Interior View of Independence Hall, Philadelphia


This 1856 chromolithograph shows visitors of all ages gathered in the Assembly Room of Independence Hall in Philadelphia, which is being used as an exhibit gallery. Men, women, and children promenade, converse, and admire the artifacts that adorn the room, which has a parquet floor. Framed artwork lines the paneled walls, predominately from the portrait collection of American painter Charles Wilson Peale. Also seen are the portrait painting of William Penn by artist Henry Inman, and the portrait painting of the Marquis de Lafayette by artist Thomas Sully. In the rear center of the room, under a chandelier, stands the wood statue of George Washington by sculptor William Rush (carved in 1815, installed in 1824). To the right, a stuffed bald eagle sits atop the Liberty Bell (installed in 1852). The bell is displayed on a pedestal adorned with fasces, a banner, and a shield. Nearby is the "Rising Sun" chair, one of a number of chairs lining the room. This chair was used by George Washington as he presided over the Constitutional Convention.

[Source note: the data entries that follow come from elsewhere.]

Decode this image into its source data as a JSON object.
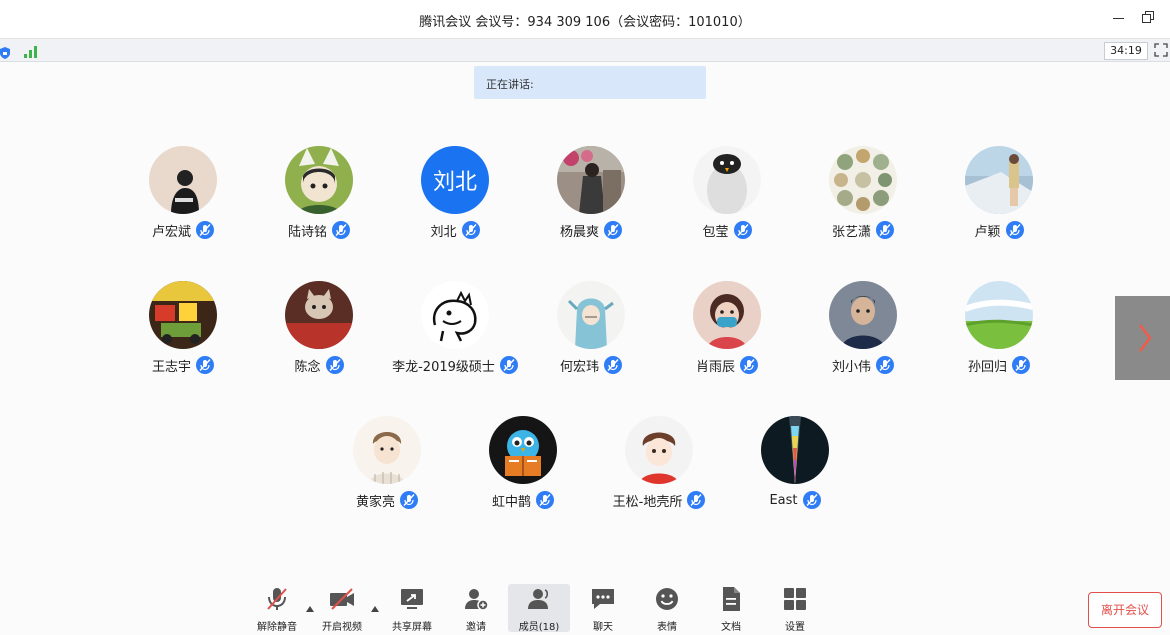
{
  "window": {
    "title": "腾讯会议 会议号：934 309 106（会议密码：101010）"
  },
  "status": {
    "timer": "34:19"
  },
  "speaking": {
    "label": "正在讲话:"
  },
  "participants": [
    {
      "name": "卢宏斌",
      "avatar": "photo-dark-figure"
    },
    {
      "name": "陆诗铭",
      "avatar": "cartoon-character"
    },
    {
      "name": "刘北",
      "avatar_text": "刘北",
      "avatar": "text-avatar"
    },
    {
      "name": "杨晨爽",
      "avatar": "photo-flowers"
    },
    {
      "name": "包莹",
      "avatar": "penguin"
    },
    {
      "name": "张艺潇",
      "avatar": "pattern-circles"
    },
    {
      "name": "卢颖",
      "avatar": "photo-sea"
    },
    {
      "name": "王志宇",
      "avatar": "photo-toys"
    },
    {
      "name": "陈念",
      "avatar": "photo-cat"
    },
    {
      "name": "李龙-2019级硕士",
      "avatar": "sketch-dinosaur"
    },
    {
      "name": "何宏玮",
      "avatar": "cartoon-hoodie"
    },
    {
      "name": "肖雨辰",
      "avatar": "photo-child-mask"
    },
    {
      "name": "刘小伟",
      "avatar": "photo-child"
    },
    {
      "name": "孙回归",
      "avatar": "photo-green-field"
    },
    {
      "name": "黄家亮",
      "avatar": "cartoon-boy"
    },
    {
      "name": "虹中鹊",
      "avatar": "cartoon-bird-reading"
    },
    {
      "name": "王松-地壳所",
      "avatar": "cartoon-boy-red"
    },
    {
      "name": "East",
      "avatar": "dark-rainbow"
    }
  ],
  "toolbar": {
    "unmute": "解除静音",
    "start_video": "开启视频",
    "share_screen": "共享屏幕",
    "invite": "邀请",
    "members": "成员(18)",
    "chat": "聊天",
    "reactions": "表情",
    "docs": "文档",
    "settings": "设置"
  },
  "leave_button": "离开会议",
  "colors": {
    "accent": "#2e7cf6",
    "leave": "#e2504a"
  }
}
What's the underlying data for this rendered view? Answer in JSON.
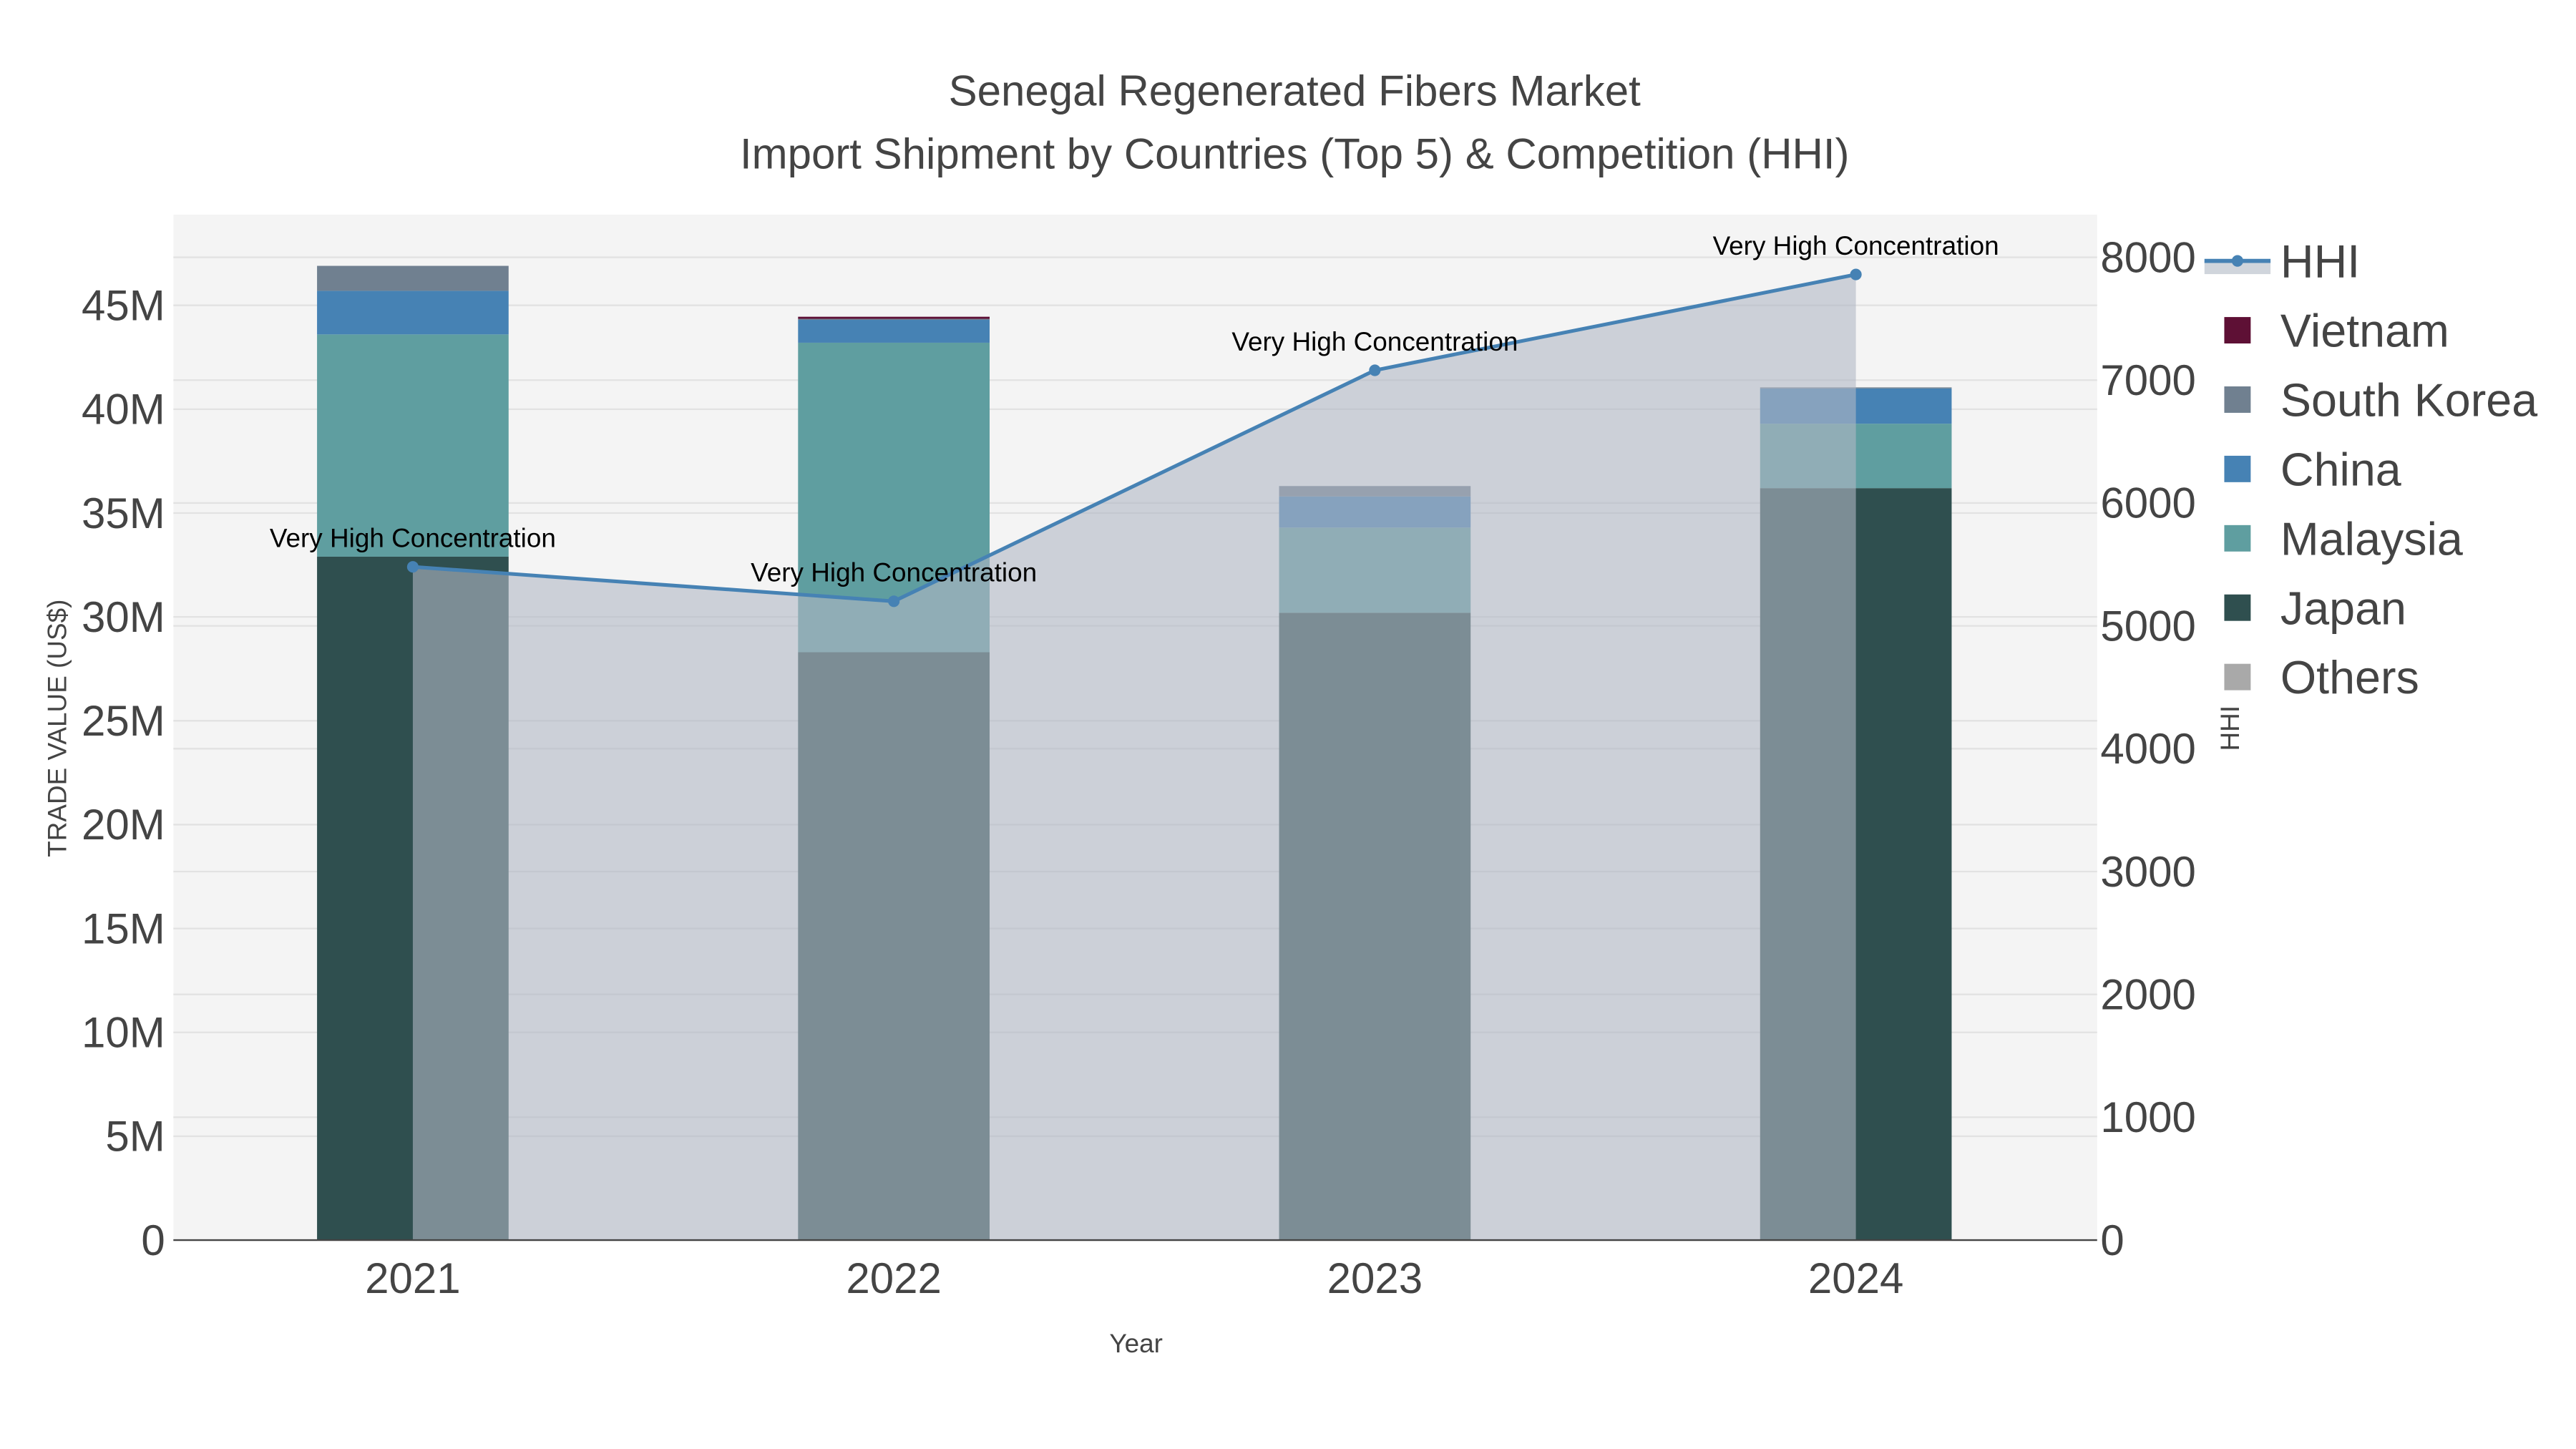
{
  "chart_data": {
    "type": "bar",
    "stacked": true,
    "title": "Senegal Regenerated Fibers Market",
    "subtitle": "Import Shipment by Countries (Top 5) & Competition (HHI)",
    "xlabel": "Year",
    "ylabel": "TRADE VALUE (US$)",
    "y2label": "HHI",
    "categories": [
      "2021",
      "2022",
      "2023",
      "2024"
    ],
    "ylim": [
      0,
      48000000
    ],
    "y_ticks": [
      0,
      5000000,
      10000000,
      15000000,
      20000000,
      25000000,
      30000000,
      35000000,
      40000000,
      45000000
    ],
    "y_tick_labels": [
      "0",
      "5M",
      "10M",
      "15M",
      "20M",
      "25M",
      "30M",
      "35M",
      "40M",
      "45M"
    ],
    "y2lim": [
      0,
      8350
    ],
    "y2_ticks": [
      0,
      1000,
      2000,
      3000,
      4000,
      5000,
      6000,
      7000,
      8000
    ],
    "y2_tick_labels": [
      "0",
      "1000",
      "2000",
      "3000",
      "4000",
      "5000",
      "6000",
      "7000",
      "8000"
    ],
    "grid": true,
    "legend_placement": "right",
    "series": [
      {
        "name": "Japan",
        "color": "#2f4f4f",
        "values": [
          32900000,
          28300000,
          30200000,
          36200000
        ]
      },
      {
        "name": "Malaysia",
        "color": "#5f9ea0",
        "values": [
          10700000,
          14900000,
          4100000,
          3100000
        ]
      },
      {
        "name": "China",
        "color": "#4682b4",
        "values": [
          2100000,
          1100000,
          1500000,
          1700000
        ]
      },
      {
        "name": "South Korea",
        "color": "#708090",
        "values": [
          1200000,
          50000,
          500000,
          50000
        ]
      },
      {
        "name": "Vietnam",
        "color": "#5e1035",
        "values": [
          0,
          100000,
          0,
          0
        ]
      },
      {
        "name": "Others",
        "color": "#a9a9a9",
        "values": [
          0,
          0,
          0,
          0
        ]
      }
    ],
    "line_series": {
      "name": "HHI",
      "color": "#4682b4",
      "fill": "rgba(176,184,196,0.6)",
      "values": [
        5480,
        5200,
        7080,
        7860
      ],
      "annotations": [
        "Very High Concentration",
        "Very High Concentration",
        "Very High Concentration",
        "Very High Concentration"
      ]
    },
    "legend_order": [
      "HHI",
      "Vietnam",
      "South Korea",
      "China",
      "Malaysia",
      "Japan",
      "Others"
    ]
  }
}
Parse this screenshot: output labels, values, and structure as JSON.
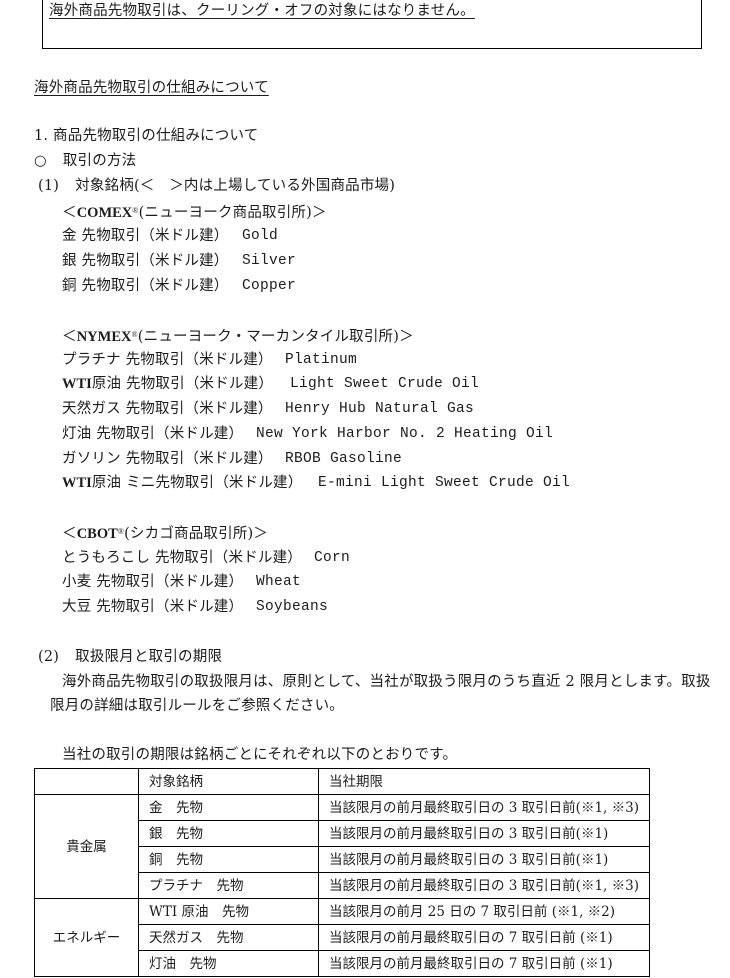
{
  "notice": {
    "text": "海外商品先物取引は、クーリング・オフの対象にはなりません。"
  },
  "heading": "海外商品先物取引の仕組みについて",
  "section1": {
    "title": "1. 商品先物取引の仕組みについて",
    "bullet_symbol": "○",
    "bullet_text": "取引の方法"
  },
  "item1": {
    "number": "(1)",
    "title": "対象銘柄(＜　＞内は上場している外国商品市場)"
  },
  "exchanges": [
    {
      "open": "＜",
      "name": "COMEX",
      "mark": "®",
      "desc": "(ニューヨーク商品取引所)",
      "close": "＞",
      "products": [
        {
          "jp": "金 先物取引（米ドル建）",
          "en": "Gold"
        },
        {
          "jp": "銀 先物取引（米ドル建）",
          "en": "Silver"
        },
        {
          "jp": "銅 先物取引（米ドル建）",
          "en": "Copper"
        }
      ]
    },
    {
      "open": "＜",
      "name": "NYMEX",
      "mark": "®",
      "desc": "(ニューヨーク・マーカンタイル取引所)",
      "close": "＞",
      "products": [
        {
          "prefix": "",
          "jp": "プラチナ 先物取引（米ドル建）",
          "en": "Platinum"
        },
        {
          "prefix": "WTI",
          "jp": "原油 先物取引（米ドル建）",
          "en": "Light Sweet Crude Oil"
        },
        {
          "prefix": "",
          "jp": "天然ガス 先物取引（米ドル建）",
          "en": "Henry Hub Natural Gas"
        },
        {
          "prefix": "",
          "jp": "灯油 先物取引（米ドル建）",
          "en": "New York Harbor No. 2 Heating Oil"
        },
        {
          "prefix": "",
          "jp": "ガソリン 先物取引（米ドル建）",
          "en": "RBOB Gasoline"
        },
        {
          "prefix": "WTI",
          "jp": "原油 ミニ先物取引（米ドル建）",
          "en": "E-mini Light Sweet Crude Oil"
        }
      ]
    },
    {
      "open": "＜",
      "name": "CBOT",
      "mark": "®",
      "desc": "(シカゴ商品取引所)",
      "close": "＞",
      "products": [
        {
          "jp": "とうもろこし 先物取引（米ドル建）",
          "en": "Corn"
        },
        {
          "jp": "小麦 先物取引（米ドル建）",
          "en": "Wheat"
        },
        {
          "jp": "大豆 先物取引（米ドル建）",
          "en": "Soybeans"
        }
      ]
    }
  ],
  "item2": {
    "number": "(2)",
    "title": "取扱限月と取引の期限",
    "paragraph_lines": [
      "海外商品先物取引の取扱限月は、原則として、当社が取扱う限月のうち直近 2 限月とします。取扱",
      "限月の詳細は取引ルールをご参照ください。"
    ],
    "table_intro": "当社の取引の期限は銘柄ごとにそれぞれ以下のとおりです。"
  },
  "table": {
    "headers": [
      "",
      "対象銘柄",
      "当社期限"
    ],
    "groups": [
      {
        "category": "貴金属",
        "rows": [
          {
            "product": "金　先物",
            "deadline": "当該限月の前月最終取引日の 3 取引日前(※1, ※3)"
          },
          {
            "product": "銀　先物",
            "deadline": "当該限月の前月最終取引日の 3 取引日前(※1)"
          },
          {
            "product": "銅　先物",
            "deadline": "当該限月の前月最終取引日の 3 取引日前(※1)"
          },
          {
            "product": "プラチナ　先物",
            "deadline": "当該限月の前月最終取引日の 3 取引日前(※1, ※3)"
          }
        ]
      },
      {
        "category": "エネルギー",
        "rows": [
          {
            "product": "WTI 原油　先物",
            "deadline": "当該限月の前月 25 日の 7 取引日前 (※1, ※2)"
          },
          {
            "product": "天然ガス　先物",
            "deadline": "当該限月の前月最終取引日の 7 取引日前 (※1)"
          },
          {
            "product": "灯油　先物",
            "deadline": "当該限月の前月最終取引日の 7 取引日前 (※1)"
          }
        ]
      }
    ]
  }
}
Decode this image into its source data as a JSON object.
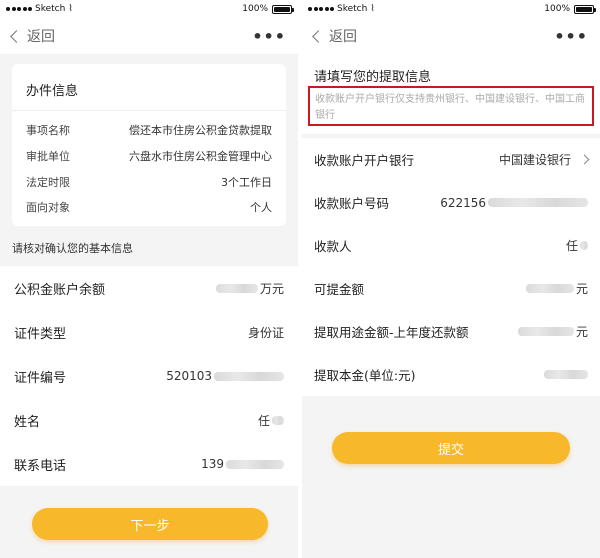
{
  "status_bar": {
    "carrier": "Sketch",
    "battery": "100%"
  },
  "nav": {
    "back_label": "返回",
    "more_label": "•••"
  },
  "left": {
    "card_title": "办件信息",
    "info_rows": [
      {
        "label": "事项名称",
        "value": "偿还本市住房公积金贷款提取"
      },
      {
        "label": "审批单位",
        "value": "六盘水市住房公积金管理中心"
      },
      {
        "label": "法定时限",
        "value": "3个工作日"
      },
      {
        "label": "面向对象",
        "value": "个人"
      }
    ],
    "section_label": "请核对确认您的基本信息",
    "rows": [
      {
        "label": "公积金账户余额",
        "value_suffix": "万元"
      },
      {
        "label": "证件类型",
        "value": "身份证"
      },
      {
        "label": "证件编号",
        "value_prefix": "520103"
      },
      {
        "label": "姓名",
        "value_prefix": "任"
      },
      {
        "label": "联系电话",
        "value_prefix": "139"
      }
    ],
    "next_button": "下一步"
  },
  "right": {
    "form_title": "请填写您的提取信息",
    "notice": "收款账户开户银行仅支持贵州银行、中国建设银行、中国工商银行",
    "rows": [
      {
        "label": "收款账户开户银行",
        "value": "中国建设银行"
      },
      {
        "label": "收款账户号码",
        "value_prefix": "622156"
      },
      {
        "label": "收款人",
        "value_prefix": "任"
      },
      {
        "label": "可提金额",
        "value_suffix": "元"
      },
      {
        "label": "提取用途金额-上年度还款额",
        "value_suffix": "元"
      },
      {
        "label": "提取本金(单位:元)",
        "value_suffix": ""
      }
    ],
    "submit_button": "提交"
  },
  "colors": {
    "accent": "#f8b82c",
    "highlight_border": "#c9191e"
  }
}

The gallery also includes a writing desk associated by legend with the Declaration of Independence and the framed Thomas Sully painting of the coat of arms of Philadelphia. The artist of this chromolithograph was Max Rosenthal (1833–1918), a skilled lithographer, engraver, and painter. This print was produced by Louis N. Rosenthal (born circa 1824), a pioneer chromolithographer who operated the Philadelphia firm Rosenthal’s Lithography with his brothers Max, Morris, and Simon circa 1851–72. Max delineated the majority of the chromolithographs for the firm. Louis and Max were born in Turck, Russian Poland; Louis immigrated to the United States in 1848, and Max circa 1849. The firm produced illuminated book plates, sheet music covers, advertisements, labels, geological and anatomical drawings, portraits, maps, views of buildings, and during the Civil War, a series of camp and battle scenes.